Saturday, May 28, 2016

Stop, Look, and Listen

“Stop, Look, and Listen.” Everyone is familiar with these signs at railroad crossings, but those same words can also help you improve your writing.

Know when to stop. That’s probably the primary thing that separates beginning from seasoned writers. In the beginning, you sometimes feel that when you’re on a roll, you should just keep on going. But learning to know when to stop writing will help you write tighter and avoid rambling.

While it’s important to come to a logical conclusion, it’s just as important to say what you have to say in a compact way. Back in the mid-1990s, writing for the Internet caught many professional writers off guard. Many had been used to writing longer pieces for magazines, but the writing for Web sites required them to write short articles. For many, writing shorter meant working harder because they didn’t have to write as compactly before.

When you’re involved in writing an article, story, or book, do you take the time to look at the piece overall? If you try to do that while you’re writing, it can be distracting. Instead, put the piece aside for while. Doing so will give you some distance from it, thus giving your brain time to forget it for a while. Reading over your work at another time gives you some perspective—a chance to see the bigger picture. It’s then and only then that you’ll be able to tell if what you’ve been writing makes sense.

Join a writers’ group and listen to what the other members have to say about your work. It’s important that any group you join has a leader whose skills are more advanced than those of the members of the group. Only in this way will personalities not enter into discussions as much, thus resulting in more honest critiques. Learn to listen to what others have to say about your writing while at the same time learn how to constructively critique others’ work.

Of course, some members of the group may dwell on grammar and such. That’s good, but you also want to encourage feedback about your content, length, and style. The real purpose of joining a writers’ group is to improve each others' writing, not to massage egos.
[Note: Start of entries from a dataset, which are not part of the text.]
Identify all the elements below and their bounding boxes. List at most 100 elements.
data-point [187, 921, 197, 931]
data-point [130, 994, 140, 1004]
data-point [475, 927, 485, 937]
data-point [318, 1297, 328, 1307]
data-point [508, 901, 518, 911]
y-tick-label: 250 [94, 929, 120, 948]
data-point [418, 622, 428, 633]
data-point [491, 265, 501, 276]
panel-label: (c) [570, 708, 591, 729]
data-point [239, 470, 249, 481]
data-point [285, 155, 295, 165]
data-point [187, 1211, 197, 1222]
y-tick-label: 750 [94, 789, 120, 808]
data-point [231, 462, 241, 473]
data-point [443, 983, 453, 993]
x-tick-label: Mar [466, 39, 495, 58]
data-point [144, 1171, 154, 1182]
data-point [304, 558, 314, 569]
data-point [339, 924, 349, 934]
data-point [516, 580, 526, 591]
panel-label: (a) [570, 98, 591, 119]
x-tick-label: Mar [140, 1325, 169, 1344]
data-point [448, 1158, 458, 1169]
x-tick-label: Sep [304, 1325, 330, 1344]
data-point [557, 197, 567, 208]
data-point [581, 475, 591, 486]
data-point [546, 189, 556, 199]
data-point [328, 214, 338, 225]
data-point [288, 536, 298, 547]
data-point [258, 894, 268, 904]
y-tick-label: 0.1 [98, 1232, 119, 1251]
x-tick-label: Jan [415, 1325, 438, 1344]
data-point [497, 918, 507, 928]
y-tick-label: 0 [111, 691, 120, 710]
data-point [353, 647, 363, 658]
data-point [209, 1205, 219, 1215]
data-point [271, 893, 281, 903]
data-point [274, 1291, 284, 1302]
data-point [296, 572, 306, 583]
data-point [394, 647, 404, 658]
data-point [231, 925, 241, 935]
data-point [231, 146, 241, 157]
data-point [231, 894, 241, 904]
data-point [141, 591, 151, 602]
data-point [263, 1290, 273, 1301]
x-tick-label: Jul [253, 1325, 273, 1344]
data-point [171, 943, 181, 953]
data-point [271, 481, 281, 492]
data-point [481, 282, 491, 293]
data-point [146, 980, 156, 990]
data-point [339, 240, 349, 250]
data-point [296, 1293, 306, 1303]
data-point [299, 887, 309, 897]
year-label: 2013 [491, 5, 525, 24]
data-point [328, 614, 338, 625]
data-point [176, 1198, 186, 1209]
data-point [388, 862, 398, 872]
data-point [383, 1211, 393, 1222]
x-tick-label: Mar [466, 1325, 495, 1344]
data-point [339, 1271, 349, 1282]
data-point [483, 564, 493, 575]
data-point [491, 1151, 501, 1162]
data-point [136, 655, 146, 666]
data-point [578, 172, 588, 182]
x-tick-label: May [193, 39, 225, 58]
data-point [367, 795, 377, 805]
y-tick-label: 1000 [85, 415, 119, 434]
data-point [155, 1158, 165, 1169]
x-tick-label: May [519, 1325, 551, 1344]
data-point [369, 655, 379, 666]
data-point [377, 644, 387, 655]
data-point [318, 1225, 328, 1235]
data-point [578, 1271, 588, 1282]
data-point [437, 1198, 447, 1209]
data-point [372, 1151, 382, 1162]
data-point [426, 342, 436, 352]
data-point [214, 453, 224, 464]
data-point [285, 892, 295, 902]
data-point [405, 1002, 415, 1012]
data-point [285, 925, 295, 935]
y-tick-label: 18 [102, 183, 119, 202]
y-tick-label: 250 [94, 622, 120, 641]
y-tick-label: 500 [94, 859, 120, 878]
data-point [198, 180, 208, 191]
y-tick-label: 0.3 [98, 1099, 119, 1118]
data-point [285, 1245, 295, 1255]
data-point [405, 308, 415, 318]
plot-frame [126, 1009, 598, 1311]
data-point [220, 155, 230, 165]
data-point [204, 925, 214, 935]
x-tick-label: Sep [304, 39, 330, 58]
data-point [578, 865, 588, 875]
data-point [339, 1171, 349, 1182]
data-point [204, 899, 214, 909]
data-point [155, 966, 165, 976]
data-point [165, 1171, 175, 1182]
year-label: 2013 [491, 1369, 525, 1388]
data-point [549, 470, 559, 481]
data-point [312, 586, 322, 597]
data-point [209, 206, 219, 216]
Also, listen to authors by reading their work. Learn to read like a writer, being on the lookout for techniques that you can use in your own work. Really listen to the way another writer tells his or her story or the way they delve into a subject in their article. Most people read an article, for instance, without looking at who wrote it. You need to be aware of the writer and be on the lookout for other works written by the same person.

Pay attention to how other writing sounds. If you like the way a piece reads, read a section out loud to yourself or into a digital recorder. Then listen to it several times to pick up its rhythm and style. Really listen then try it in your own writing.
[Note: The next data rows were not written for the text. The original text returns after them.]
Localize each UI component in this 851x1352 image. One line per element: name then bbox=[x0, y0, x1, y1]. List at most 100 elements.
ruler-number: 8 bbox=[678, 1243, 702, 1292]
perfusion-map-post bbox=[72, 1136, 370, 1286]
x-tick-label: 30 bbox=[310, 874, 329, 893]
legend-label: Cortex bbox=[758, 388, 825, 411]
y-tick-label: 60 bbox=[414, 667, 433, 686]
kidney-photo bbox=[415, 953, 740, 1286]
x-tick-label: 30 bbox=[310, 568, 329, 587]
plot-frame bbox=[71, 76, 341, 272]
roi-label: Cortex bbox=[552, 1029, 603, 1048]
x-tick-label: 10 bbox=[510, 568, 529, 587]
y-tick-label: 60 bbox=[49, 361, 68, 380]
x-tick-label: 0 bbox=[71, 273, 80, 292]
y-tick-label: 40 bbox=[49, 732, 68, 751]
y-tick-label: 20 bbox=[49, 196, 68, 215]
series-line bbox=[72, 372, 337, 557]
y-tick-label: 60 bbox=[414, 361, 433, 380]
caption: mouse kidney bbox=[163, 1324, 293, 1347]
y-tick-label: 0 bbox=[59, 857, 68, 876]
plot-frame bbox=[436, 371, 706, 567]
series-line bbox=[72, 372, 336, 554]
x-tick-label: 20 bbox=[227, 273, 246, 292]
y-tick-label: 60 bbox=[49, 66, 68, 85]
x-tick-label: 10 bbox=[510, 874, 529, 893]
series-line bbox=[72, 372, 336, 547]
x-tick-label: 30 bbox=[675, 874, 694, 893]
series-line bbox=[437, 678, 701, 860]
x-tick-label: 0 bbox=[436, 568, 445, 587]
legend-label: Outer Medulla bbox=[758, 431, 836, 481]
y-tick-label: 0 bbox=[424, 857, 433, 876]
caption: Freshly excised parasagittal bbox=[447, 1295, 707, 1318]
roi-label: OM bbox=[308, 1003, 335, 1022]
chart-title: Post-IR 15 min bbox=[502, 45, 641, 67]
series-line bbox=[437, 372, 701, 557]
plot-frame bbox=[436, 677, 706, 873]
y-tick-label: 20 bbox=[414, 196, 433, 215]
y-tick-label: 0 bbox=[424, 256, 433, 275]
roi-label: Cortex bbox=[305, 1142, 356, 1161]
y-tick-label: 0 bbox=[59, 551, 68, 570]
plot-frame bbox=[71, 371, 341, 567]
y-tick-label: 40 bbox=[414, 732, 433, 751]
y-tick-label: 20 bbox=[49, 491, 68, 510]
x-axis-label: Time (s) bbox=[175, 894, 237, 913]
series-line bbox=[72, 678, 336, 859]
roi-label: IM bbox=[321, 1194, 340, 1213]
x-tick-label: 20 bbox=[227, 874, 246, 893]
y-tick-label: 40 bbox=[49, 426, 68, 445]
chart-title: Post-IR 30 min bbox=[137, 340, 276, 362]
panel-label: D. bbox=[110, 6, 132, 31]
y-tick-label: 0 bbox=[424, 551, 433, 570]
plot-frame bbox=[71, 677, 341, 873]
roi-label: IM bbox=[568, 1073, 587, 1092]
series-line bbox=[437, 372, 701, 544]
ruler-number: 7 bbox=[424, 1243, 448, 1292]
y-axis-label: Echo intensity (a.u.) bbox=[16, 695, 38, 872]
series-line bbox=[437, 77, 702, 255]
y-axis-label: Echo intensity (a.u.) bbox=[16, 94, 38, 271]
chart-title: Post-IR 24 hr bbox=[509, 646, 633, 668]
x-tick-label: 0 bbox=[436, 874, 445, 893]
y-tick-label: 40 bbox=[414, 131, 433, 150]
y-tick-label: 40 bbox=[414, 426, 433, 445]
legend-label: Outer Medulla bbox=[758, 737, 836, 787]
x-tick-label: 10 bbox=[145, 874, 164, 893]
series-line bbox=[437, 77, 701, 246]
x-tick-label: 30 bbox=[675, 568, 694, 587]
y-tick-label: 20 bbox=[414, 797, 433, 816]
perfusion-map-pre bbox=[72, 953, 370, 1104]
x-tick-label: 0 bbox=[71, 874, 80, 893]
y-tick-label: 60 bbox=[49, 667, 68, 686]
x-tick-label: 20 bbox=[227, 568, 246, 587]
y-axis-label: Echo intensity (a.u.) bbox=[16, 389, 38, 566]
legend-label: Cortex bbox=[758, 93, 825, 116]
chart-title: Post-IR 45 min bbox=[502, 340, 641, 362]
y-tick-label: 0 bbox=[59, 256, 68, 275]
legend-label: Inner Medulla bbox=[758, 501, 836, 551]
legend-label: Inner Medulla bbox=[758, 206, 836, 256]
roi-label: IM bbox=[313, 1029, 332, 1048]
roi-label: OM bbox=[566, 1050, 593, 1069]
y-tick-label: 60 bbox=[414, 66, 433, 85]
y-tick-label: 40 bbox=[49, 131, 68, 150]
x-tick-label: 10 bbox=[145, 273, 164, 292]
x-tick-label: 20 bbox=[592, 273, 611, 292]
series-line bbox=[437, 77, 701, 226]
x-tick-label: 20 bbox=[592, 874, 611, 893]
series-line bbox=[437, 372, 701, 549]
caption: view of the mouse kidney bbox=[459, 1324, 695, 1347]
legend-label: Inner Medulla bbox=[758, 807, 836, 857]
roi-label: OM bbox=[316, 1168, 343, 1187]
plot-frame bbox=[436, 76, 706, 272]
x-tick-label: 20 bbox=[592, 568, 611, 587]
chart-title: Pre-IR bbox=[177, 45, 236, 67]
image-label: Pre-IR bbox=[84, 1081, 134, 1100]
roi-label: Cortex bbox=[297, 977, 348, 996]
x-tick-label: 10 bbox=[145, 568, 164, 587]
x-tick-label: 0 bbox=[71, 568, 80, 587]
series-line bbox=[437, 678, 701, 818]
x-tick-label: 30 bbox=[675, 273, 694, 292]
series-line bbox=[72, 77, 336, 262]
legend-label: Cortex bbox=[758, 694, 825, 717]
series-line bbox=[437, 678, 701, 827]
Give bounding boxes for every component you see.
You might also consider taking a writing class to help improve your skills. If you’re just starting out, take a good foundation course in creative writing, for example.  But if you’ve been writing a while, take classes focused on the type of writing you do. An alternative is to attend writers’ workshops and conferences.
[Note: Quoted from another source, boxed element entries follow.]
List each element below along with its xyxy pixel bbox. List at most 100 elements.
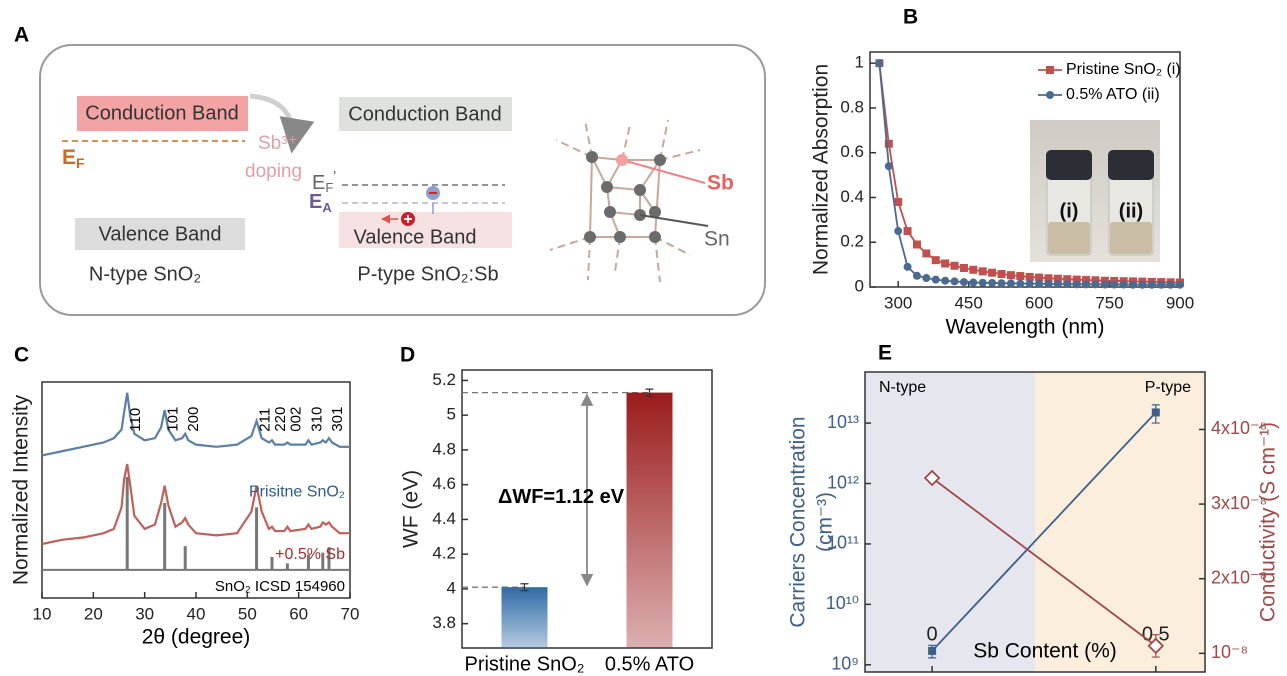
marker xyxy=(1176,280,1184,289)
y2-tick-label: 3x10⁻⁸ xyxy=(1211,493,1267,513)
marker xyxy=(1091,276,1100,285)
y-axis-label: Normalized Intensity xyxy=(10,394,33,585)
marker xyxy=(1157,280,1166,289)
marker xyxy=(1147,637,1165,655)
marker xyxy=(1035,273,1044,282)
y-tick-label: 4.8 xyxy=(432,439,456,458)
marker xyxy=(1044,279,1053,288)
x-tick-label: 750 xyxy=(1095,293,1123,312)
peak-label: 310 xyxy=(308,407,325,432)
y-tick-label: 10¹¹ xyxy=(827,533,859,553)
symbol: E xyxy=(62,146,76,169)
band-label: Valence Band xyxy=(353,226,476,248)
marker xyxy=(894,227,903,236)
y-axis-label: WF (eV) xyxy=(400,470,423,548)
y2-tick-label: 2x10⁻⁸ xyxy=(1211,567,1267,587)
marker xyxy=(931,256,940,265)
series-line xyxy=(41,463,350,546)
y2-axis-label: Conductivity (S cm⁻¹) xyxy=(1257,422,1280,622)
x-tick-label: 450 xyxy=(954,293,982,312)
x-axis-label: 2θ (degree) xyxy=(142,626,251,649)
bar xyxy=(501,587,548,648)
marker xyxy=(912,240,921,249)
panel-label: B xyxy=(903,6,918,29)
panel-a: A Conduction Band EF Sb³⁺ doping Valence… xyxy=(14,24,766,316)
y-tick-label: 4.2 xyxy=(432,544,456,563)
marker xyxy=(978,267,987,276)
legend-label: Pristine SnO₂ (i) xyxy=(1066,61,1181,78)
peak-label: 002 xyxy=(287,407,304,432)
panel-label: D xyxy=(400,344,415,367)
y-tick-label: 4.4 xyxy=(432,509,456,528)
valence-band xyxy=(339,212,512,248)
doping-label: doping xyxy=(245,161,302,182)
superscript: ' xyxy=(333,168,336,185)
peak-label: 101 xyxy=(165,407,182,432)
vial-cap xyxy=(1046,150,1092,180)
atom-label: Sn xyxy=(704,228,730,251)
band-label: Valence Band xyxy=(98,223,221,245)
marker xyxy=(1063,275,1072,284)
marker xyxy=(1129,280,1138,289)
marker xyxy=(875,59,884,68)
legend-label: 0.5% ATO (ii) xyxy=(1066,86,1160,103)
marker xyxy=(884,139,893,148)
legend-marker xyxy=(1046,66,1054,74)
marker xyxy=(1082,280,1091,289)
annotation: ΔWF=1.12 eV xyxy=(498,486,625,508)
marker xyxy=(1072,280,1081,289)
doping-arrow xyxy=(249,93,315,154)
legend-marker xyxy=(1046,91,1054,99)
marker xyxy=(1100,280,1109,289)
region xyxy=(865,372,1035,672)
x-tick-label: 300 xyxy=(884,293,912,312)
x-tick-label: 50 xyxy=(238,604,257,623)
marker xyxy=(950,277,959,286)
x-tick-label: 60 xyxy=(289,604,308,623)
marker xyxy=(941,259,950,268)
valence-band xyxy=(75,218,245,250)
inset-label: (ii) xyxy=(1119,200,1143,222)
marker xyxy=(941,276,950,285)
y2-tick-label: 10⁻⁸ xyxy=(1211,642,1248,662)
x-tick-label: 0.5% ATO xyxy=(605,653,694,675)
x-tick-label: 900 xyxy=(1166,293,1194,312)
marker xyxy=(1082,276,1091,285)
hole-sign xyxy=(404,215,412,223)
marker xyxy=(1053,274,1062,283)
panel-label: A xyxy=(14,24,29,47)
vial-liquid xyxy=(1110,222,1152,254)
band-label: Conduction Band xyxy=(348,103,501,125)
y-axis-label: (cm⁻³) xyxy=(814,492,837,552)
marker xyxy=(1091,280,1100,289)
marker xyxy=(1063,280,1072,289)
marker xyxy=(1147,280,1156,289)
acceptor-label: EA xyxy=(309,191,332,215)
inset-label: (i) xyxy=(1060,200,1079,222)
plot-frame xyxy=(461,369,713,649)
symbol: E xyxy=(309,191,322,213)
panel-label: C xyxy=(14,344,29,367)
marker xyxy=(1138,280,1147,289)
y-tick-label: 0.8 xyxy=(840,97,864,116)
marker xyxy=(959,278,968,287)
marker xyxy=(1016,279,1025,288)
sb-pointer xyxy=(621,159,706,184)
band-label: Conduction Band xyxy=(85,102,238,124)
atom-label: Sb xyxy=(707,172,734,195)
sn-pointer xyxy=(639,214,709,227)
marker xyxy=(1025,272,1034,281)
reference-label: SnO₂ ICSD 154960 xyxy=(215,578,345,595)
subscript: A xyxy=(322,200,332,215)
x-tick-label: 0 xyxy=(927,623,938,645)
marker xyxy=(1166,280,1175,289)
x-tick-label: Pristine SnO₂ xyxy=(464,653,584,675)
caption: N-type SnO₂ xyxy=(89,263,201,285)
series-label: Prisitne SnO₂ xyxy=(249,483,345,500)
x-tick-label: 10 xyxy=(33,604,52,623)
marker xyxy=(969,265,978,274)
marker xyxy=(912,271,921,280)
error-bar xyxy=(645,388,654,397)
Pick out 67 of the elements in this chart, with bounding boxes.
When you finally get your big break, and an editor wants to work with you, be sure you’re ready to listen. Don’t be defensive. Don’t be argumentative. Listen. Listen to his or her feedback. Most editors have enough experience under their belt to know a good writer when they come across one. Even if your work is a bit rough around the edges, a good editor will work with you to improve it. They want what’s best for you and your story, and good editors always have a vision for what your article, story, or book can really be. Listen to them and let them guide you.